Le numérique se construit par le bas. Les initiatives les plus intéressantes se voient peu, car elles sont locales. Comme les monnaies locales qui, jusqu’à il y a quarte ou cinq ans, étaient encore très avant-gardistes. Avec les crypto-monnaies, demain, tout le monde peut en créer… et les gens vont le faire. Car elles vont permettre de créer des cercles concentriques d’échanges économiques. Dois-je acheter mon pain avec la même unité économique que l’Etat achète du pétrole au Qatar ?

 

Un pays, comme la France, peut-il avancer seul dans cette transformation politique ?

Là où la France et l’Europe peuvent agir c’est en donnant l’exemple. D’abord en protégeant les fondamentaux, comme la neutralité du net. Et ce n’est pas rien. C’est presque au même niveau que l’habeas corpus, puisque cela dévient essentiel au type d’échanges que les gens vont avoir. Il y a aussi des usages plus qu’émergeants qui n’ont pas de stabilité juridique, comme les crypto monnaies, les échanges locaux. C’est un deuxième socle. Il faut permettre d’expérimenter. Enfin, il y a la question des externalités positives. On pourrait construire un modèle européen qui favorise ce type d’initiatives et permette de les piloter.

 

Vous réfléchissez à une école numérique à Science Po. Comment forme-t-on à ces transformations ?

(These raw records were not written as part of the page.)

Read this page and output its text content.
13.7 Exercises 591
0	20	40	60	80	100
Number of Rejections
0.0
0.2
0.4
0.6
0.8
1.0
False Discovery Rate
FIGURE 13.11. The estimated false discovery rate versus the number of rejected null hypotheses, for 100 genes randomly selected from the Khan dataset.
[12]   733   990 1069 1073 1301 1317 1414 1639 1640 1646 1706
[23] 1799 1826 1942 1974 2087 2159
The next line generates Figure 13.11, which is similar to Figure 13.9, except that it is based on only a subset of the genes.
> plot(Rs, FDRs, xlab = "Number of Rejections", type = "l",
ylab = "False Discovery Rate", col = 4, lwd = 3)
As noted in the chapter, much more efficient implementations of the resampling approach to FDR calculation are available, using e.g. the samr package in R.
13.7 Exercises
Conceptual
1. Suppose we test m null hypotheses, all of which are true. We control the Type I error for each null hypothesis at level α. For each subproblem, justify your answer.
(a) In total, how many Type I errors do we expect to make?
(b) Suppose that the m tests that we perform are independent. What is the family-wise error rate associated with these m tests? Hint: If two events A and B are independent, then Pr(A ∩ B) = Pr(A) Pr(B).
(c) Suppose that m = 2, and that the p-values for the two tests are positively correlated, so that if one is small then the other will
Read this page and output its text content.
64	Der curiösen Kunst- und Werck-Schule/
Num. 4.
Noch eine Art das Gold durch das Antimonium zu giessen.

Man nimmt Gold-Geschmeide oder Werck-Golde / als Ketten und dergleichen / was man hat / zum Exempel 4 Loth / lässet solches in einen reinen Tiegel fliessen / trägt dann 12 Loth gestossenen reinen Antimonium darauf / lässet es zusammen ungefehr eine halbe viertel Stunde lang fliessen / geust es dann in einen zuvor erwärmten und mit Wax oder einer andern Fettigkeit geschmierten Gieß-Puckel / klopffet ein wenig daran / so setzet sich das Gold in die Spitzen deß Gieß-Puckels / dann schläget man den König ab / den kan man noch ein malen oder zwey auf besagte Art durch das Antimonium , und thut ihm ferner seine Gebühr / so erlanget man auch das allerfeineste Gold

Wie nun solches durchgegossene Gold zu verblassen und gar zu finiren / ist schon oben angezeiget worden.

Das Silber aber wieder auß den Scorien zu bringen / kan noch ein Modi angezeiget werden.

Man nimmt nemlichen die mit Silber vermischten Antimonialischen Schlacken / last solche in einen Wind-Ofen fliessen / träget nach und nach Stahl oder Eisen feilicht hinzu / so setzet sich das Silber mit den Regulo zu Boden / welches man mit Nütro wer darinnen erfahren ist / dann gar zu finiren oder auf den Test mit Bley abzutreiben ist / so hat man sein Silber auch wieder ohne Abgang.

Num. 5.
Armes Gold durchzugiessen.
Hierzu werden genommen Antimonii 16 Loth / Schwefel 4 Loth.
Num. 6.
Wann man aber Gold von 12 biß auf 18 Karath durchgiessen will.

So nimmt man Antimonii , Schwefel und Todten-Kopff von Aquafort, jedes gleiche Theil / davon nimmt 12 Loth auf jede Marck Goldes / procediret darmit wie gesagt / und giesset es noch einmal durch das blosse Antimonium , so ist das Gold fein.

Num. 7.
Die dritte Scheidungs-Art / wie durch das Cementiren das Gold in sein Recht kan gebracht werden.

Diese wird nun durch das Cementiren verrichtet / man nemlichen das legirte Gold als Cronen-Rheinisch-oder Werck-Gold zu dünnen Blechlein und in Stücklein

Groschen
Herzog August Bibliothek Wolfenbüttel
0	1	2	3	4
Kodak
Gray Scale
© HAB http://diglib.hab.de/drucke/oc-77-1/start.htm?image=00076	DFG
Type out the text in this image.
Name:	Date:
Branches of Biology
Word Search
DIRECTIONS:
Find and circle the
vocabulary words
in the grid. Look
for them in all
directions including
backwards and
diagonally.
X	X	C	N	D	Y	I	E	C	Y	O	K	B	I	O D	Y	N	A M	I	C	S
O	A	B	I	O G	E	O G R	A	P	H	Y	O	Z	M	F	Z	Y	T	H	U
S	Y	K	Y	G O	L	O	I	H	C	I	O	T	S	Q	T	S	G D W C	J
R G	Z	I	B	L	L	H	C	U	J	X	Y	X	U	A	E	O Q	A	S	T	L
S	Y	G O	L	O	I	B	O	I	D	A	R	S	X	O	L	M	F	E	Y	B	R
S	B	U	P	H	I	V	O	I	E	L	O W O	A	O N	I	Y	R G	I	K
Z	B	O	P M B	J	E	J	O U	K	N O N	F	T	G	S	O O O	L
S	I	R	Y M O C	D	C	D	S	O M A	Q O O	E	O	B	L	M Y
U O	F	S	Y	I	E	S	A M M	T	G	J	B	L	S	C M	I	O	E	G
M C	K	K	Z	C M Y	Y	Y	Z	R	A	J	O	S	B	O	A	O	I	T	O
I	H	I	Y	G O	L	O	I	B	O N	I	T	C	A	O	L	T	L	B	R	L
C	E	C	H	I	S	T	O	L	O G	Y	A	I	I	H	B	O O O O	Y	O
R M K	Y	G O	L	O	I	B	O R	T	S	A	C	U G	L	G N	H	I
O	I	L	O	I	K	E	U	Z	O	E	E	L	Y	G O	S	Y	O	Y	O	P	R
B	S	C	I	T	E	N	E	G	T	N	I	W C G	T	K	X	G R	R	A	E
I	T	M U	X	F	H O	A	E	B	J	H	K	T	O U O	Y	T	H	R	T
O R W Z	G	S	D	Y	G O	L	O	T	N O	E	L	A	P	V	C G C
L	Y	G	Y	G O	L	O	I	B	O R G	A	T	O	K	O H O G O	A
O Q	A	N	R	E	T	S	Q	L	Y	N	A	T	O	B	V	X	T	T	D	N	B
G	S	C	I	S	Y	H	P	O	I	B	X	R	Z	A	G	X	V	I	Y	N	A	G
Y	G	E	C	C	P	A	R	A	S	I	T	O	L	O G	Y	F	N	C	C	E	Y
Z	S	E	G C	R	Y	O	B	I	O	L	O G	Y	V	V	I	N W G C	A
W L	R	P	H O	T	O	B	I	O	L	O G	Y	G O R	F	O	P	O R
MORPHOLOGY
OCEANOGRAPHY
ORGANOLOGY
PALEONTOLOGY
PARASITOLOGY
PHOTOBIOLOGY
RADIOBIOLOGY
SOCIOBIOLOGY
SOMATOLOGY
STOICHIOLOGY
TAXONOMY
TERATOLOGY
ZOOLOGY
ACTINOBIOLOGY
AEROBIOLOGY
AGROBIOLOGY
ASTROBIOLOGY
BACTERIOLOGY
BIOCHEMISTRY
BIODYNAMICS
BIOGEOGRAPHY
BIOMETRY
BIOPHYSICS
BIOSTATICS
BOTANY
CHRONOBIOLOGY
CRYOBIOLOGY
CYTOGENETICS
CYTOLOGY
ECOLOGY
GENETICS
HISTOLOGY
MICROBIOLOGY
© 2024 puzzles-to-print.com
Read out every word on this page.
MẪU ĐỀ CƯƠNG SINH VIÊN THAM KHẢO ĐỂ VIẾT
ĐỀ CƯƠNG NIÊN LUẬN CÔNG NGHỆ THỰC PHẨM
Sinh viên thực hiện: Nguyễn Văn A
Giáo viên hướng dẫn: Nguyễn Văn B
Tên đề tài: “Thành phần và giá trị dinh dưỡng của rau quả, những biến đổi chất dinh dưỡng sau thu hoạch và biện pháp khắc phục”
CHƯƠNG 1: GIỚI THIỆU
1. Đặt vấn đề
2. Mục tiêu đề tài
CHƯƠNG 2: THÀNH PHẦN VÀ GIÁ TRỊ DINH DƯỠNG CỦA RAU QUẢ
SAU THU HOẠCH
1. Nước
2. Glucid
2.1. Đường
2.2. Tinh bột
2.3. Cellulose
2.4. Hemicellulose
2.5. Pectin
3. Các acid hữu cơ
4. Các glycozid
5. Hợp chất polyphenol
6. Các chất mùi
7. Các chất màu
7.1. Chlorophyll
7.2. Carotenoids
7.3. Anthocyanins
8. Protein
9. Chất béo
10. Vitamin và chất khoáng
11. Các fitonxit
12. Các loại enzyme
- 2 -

C’est la question de la littératie numérique. Elle passe d’abord par la compréhension des fondamentaux technologiques de cette transformation. Et pour tout le monde. Sinon, vous allez avoir un décalage entre les élites et la population. Et quand il y a décalage, à un moment il y a rattrapage. Et plus le fossé est grand, plus c’est violent. En France cela s’est appelé la Révolution de 1789. Et puis on doit faire réfléchir les gens sur la science des machines, le code... Il faut aussi qu’ils pratiquent et surtout qu’ils comprennent ce qu’ils pratiquent.